B a 1998 framework agreement on the installation, operation and jurisdiction of offshore pipelines crossing the border. However, the scope of this treaty is limited: it only covers pipelines located on the continental shelf (excluding parts of territorial waters and land zones) that cross the border between the United Kingdom and Norway and link infrastructure on the one hand under the jurisdiction of one government and infrastructure on the other under the jurisdiction of the other government. For example, the Vesterled pipeline was not covered because it connected the Heimdal facilities on the Norwegian shelf and the Norwegian Frigg gas pipeline on the UKCS, both under Norwegian jurisdiction. Similarly, the pipelines are located directly from a Norwegian field to a British landing terminal outside its scope, since the landing terminal would be within the United Kingdom and not on the UKCS. In the past, different contracts for different projects have often been treated differently by different issues, such as regulatory responsibilities and pipeline management responsibilities. Each contract has generally been the subject of lengthy negotiations that have had an inhibitory effect on the development of marginal projects. The framework agreement paved the way for unprecedented cooperation between the UK and Norway on North Sea projects. Oil and gas companies can now develop cross-border oil and gas activities much more clearly and faster. This is a significant change from the old system of project contracts. In addition, Norway and the United Kingdom will benefit, as the United Kingdom offers Norway an important new market for its large Ormen Lange field and Norway as an attractive source of gas to contribute to the diversity and security of energy supply in the United Kingdom.

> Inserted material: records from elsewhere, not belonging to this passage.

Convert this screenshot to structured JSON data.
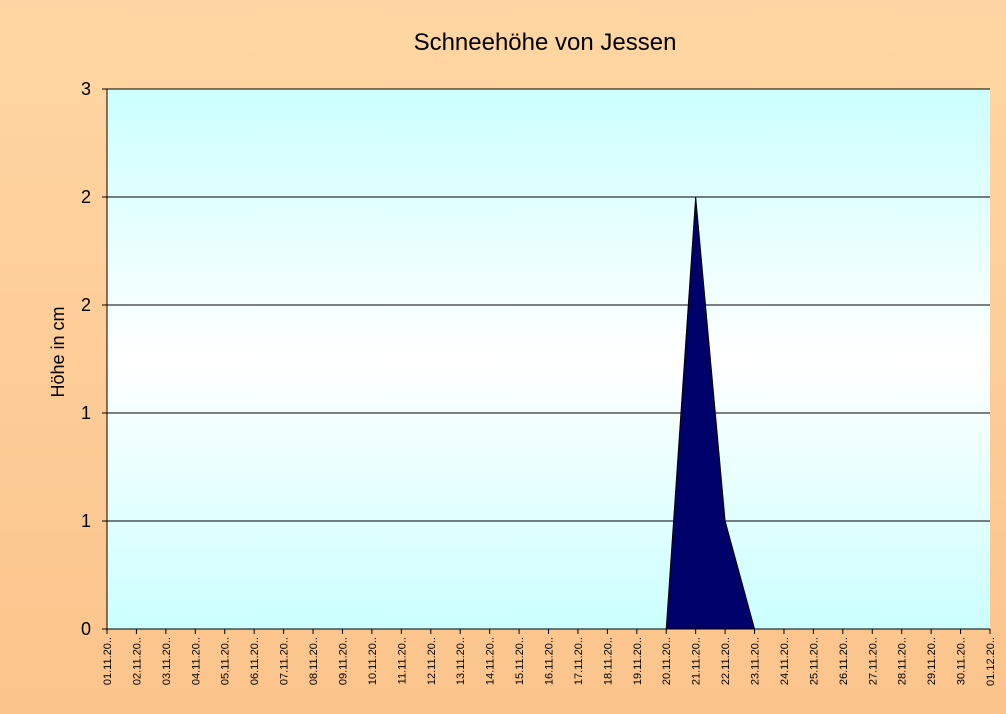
{
  "chart_data": {
    "type": "area",
    "title": "Schneehöhe von Jessen",
    "ylabel": "Höhe in cm",
    "xlabel": "",
    "ylim": [
      0,
      2.5
    ],
    "y_ticks": [
      {
        "value": 0,
        "label": "0"
      },
      {
        "value": 0.5,
        "label": "1"
      },
      {
        "value": 1.0,
        "label": "1"
      },
      {
        "value": 1.5,
        "label": "2"
      },
      {
        "value": 2.0,
        "label": "2"
      },
      {
        "value": 2.5,
        "label": "3"
      }
    ],
    "categories": [
      "01.11.20..",
      "02.11.20..",
      "03.11.20..",
      "04.11.20..",
      "05.11.20..",
      "06.11.20..",
      "07.11.20..",
      "08.11.20..",
      "09.11.20..",
      "10.11.20..",
      "11.11.20..",
      "12.11.20..",
      "13.11.20..",
      "14.11.20..",
      "15.11.20..",
      "16.11.20..",
      "17.11.20..",
      "18.11.20..",
      "19.11.20..",
      "20.11.20..",
      "21.11.20..",
      "22.11.20..",
      "23.11.20..",
      "24.11.20..",
      "25.11.20..",
      "26.11.20..",
      "27.11.20..",
      "28.11.20..",
      "29.11.20..",
      "30.11.20..",
      "01.12.20.."
    ],
    "series": [
      {
        "values": [
          0,
          0,
          0,
          0,
          0,
          0,
          0,
          0,
          0,
          0,
          0,
          0,
          0,
          0,
          0,
          0,
          0,
          0,
          0,
          0,
          2,
          0.5,
          0,
          0,
          0,
          0,
          0,
          0,
          0,
          0,
          0
        ]
      }
    ],
    "grid": true,
    "legend": "none"
  },
  "colors": {
    "area_fill": "#00006b",
    "area_stroke": "#000000",
    "plot_bg_top": "#ccffff",
    "plot_bg_mid": "#ffffff",
    "grid": "#000000"
  }
}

One of the main beneficiaries of the agreement will be the Langeled pipeline project, which could cover up to 20% of the UK`s future gas needs. Some of the benefits of the framework agreement have already taken the form of the Enoch and Blane fields. These two areas had not been built for years, mainly because of their cross-border nature, but they were recently approved by both governments for further use. Other examples include Langeled, Playfair, Boa, Statfjord Late Life and Tampen Link.